Disclaimer: Koyasu's, not mine
Omake: Pastor is the direct translation of Ecclesiastes
I didn't know why...even after everything that had happened...I still remember His teachings. This is what the wise man says, "Useless! Useless! Completely useless! The entire world is useless!" What do humans actually gain from all their toil here on earth? This verse held truth; I had put up with being beaten, yelled at, treated like a madman and... for what?
When I was young I wanted to learn; I wanted to be wise like the priests so I studied all I that could attentively. With much wisdom comes much disappointment. The person who gains more wisdom also gains more sorrow. Perhaps I was too young to learn all about how cruel and merciless the world really was. Maybe...I shouldn't have rushed to learn the truth. If only Ruth had waited just a little longer...

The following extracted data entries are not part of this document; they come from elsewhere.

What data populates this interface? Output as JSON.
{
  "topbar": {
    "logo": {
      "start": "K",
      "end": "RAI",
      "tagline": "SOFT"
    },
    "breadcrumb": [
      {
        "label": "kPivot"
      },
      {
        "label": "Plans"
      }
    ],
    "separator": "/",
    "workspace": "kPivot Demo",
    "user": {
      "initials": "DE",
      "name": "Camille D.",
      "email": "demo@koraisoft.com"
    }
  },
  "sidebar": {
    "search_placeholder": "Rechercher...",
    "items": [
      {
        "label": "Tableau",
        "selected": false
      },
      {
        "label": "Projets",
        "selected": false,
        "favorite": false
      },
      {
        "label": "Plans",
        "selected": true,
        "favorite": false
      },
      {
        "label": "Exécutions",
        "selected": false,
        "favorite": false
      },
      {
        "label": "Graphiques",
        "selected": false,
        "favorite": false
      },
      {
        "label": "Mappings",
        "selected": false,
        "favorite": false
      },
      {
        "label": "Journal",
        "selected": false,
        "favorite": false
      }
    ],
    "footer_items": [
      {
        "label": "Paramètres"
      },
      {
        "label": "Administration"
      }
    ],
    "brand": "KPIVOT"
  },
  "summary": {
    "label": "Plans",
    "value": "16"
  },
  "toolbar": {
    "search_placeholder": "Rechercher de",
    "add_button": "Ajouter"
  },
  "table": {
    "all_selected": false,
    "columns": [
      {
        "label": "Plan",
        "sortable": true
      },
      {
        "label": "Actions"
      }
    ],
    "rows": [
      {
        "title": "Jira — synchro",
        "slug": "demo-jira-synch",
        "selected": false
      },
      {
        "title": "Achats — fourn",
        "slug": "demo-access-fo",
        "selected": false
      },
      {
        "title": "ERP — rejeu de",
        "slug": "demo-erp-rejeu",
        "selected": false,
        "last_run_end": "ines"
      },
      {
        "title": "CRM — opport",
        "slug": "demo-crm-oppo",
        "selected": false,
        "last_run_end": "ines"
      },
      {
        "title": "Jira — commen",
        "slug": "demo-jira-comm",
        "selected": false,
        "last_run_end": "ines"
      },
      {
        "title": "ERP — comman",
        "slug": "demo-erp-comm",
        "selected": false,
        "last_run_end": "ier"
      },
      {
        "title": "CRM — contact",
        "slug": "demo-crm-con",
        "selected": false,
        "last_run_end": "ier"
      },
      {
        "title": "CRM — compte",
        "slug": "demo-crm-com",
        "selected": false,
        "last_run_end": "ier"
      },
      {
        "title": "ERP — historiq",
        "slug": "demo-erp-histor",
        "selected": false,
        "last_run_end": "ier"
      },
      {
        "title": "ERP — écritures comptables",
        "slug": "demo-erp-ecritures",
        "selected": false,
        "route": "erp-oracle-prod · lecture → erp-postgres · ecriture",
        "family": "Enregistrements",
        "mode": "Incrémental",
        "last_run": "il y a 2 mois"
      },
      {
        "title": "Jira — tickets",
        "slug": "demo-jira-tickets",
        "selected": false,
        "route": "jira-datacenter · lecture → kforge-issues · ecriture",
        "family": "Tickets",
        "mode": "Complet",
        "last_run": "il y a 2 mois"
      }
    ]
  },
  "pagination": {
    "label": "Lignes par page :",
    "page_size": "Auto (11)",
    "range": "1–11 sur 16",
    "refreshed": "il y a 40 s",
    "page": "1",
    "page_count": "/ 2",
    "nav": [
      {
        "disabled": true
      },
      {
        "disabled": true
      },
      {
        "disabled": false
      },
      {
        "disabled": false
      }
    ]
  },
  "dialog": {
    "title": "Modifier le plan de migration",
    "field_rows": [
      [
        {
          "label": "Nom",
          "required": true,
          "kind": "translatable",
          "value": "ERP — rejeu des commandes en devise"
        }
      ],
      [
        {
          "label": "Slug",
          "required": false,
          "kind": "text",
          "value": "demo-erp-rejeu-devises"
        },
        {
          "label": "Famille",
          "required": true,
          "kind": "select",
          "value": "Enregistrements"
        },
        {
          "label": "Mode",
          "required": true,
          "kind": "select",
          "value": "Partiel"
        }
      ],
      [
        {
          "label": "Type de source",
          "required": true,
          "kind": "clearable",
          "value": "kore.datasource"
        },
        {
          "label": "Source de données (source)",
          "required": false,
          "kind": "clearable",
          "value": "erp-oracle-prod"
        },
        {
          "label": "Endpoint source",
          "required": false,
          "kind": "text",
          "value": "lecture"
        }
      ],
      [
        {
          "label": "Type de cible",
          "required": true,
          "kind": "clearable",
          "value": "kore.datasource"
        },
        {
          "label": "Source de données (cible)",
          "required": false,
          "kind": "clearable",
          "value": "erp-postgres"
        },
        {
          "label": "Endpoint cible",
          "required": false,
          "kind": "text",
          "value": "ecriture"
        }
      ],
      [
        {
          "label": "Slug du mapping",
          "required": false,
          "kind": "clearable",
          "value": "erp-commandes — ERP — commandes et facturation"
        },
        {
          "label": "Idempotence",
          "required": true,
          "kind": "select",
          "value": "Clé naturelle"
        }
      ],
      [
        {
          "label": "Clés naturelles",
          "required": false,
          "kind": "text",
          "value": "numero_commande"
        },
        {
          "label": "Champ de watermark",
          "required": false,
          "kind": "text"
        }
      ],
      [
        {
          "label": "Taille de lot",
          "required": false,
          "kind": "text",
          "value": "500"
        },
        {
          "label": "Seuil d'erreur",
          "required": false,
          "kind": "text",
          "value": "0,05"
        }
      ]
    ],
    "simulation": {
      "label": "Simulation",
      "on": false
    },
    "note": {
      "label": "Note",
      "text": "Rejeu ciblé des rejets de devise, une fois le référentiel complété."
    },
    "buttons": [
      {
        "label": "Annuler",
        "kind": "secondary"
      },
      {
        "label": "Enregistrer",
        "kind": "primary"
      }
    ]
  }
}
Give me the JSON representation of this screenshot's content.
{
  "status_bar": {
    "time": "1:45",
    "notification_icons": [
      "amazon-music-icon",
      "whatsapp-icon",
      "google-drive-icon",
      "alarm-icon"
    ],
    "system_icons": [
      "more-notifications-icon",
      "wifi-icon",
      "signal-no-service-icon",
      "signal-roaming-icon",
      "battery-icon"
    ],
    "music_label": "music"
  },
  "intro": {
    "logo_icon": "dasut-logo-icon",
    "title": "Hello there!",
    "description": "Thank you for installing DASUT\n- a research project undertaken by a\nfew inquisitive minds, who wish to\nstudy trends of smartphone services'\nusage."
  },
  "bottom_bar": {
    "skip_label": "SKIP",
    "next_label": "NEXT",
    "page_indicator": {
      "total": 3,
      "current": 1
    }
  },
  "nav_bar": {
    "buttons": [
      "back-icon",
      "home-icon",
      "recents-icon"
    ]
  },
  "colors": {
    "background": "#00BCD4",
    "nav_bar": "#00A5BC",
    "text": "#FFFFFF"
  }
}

Even so, knowledge is power right? Being wise is useless. The wise man and the foolish man will both die! Neither will be remembered in the future. So...was learning all that I had really been completely futile?
Many a time had I contemplated (or even attempted) suicide. But, was this the answer? Again I saw the suffering of the people on earth. They cried but there was no one to comfort them. I decided that the dead were better off than the living. But those who had never been born are better off still; they have never seen the evil done here on earth. What force drives me to go on living with all of this pain?
Kanashimi, this reminds me of another verse: Sorrow is better than laughter. Sadness has a good influence on you. It is better to go to a funeral than a party. Hn, I could almost laugh...if I only knew how.
Still, I wonder why he lets good people die and protects evil people. I have seen something unfair on earth. I have seen good people die young agonizing deaths and I have seen evil people live long luxurious lives. I have asked this hundreds of times to nuns and priests and yet...my question still hasn't been answered.
So many unanswered questions...why is...how can Kami-sama possibly... Farfarello lost consciousness breaking off Schuldig's reading. He stood up though not exactly satisfied and chuckled softly, "Kawaiso yatsu[1]; I pity you." And with that remark, Schuldig left leaving Farfarello to his broken past. Upstairs though, the German secretly prayed, "Dozo hayaku yoku natte... ore no tomodachi[2]."
[1] Poor guy [2]Please get well soon...my friend.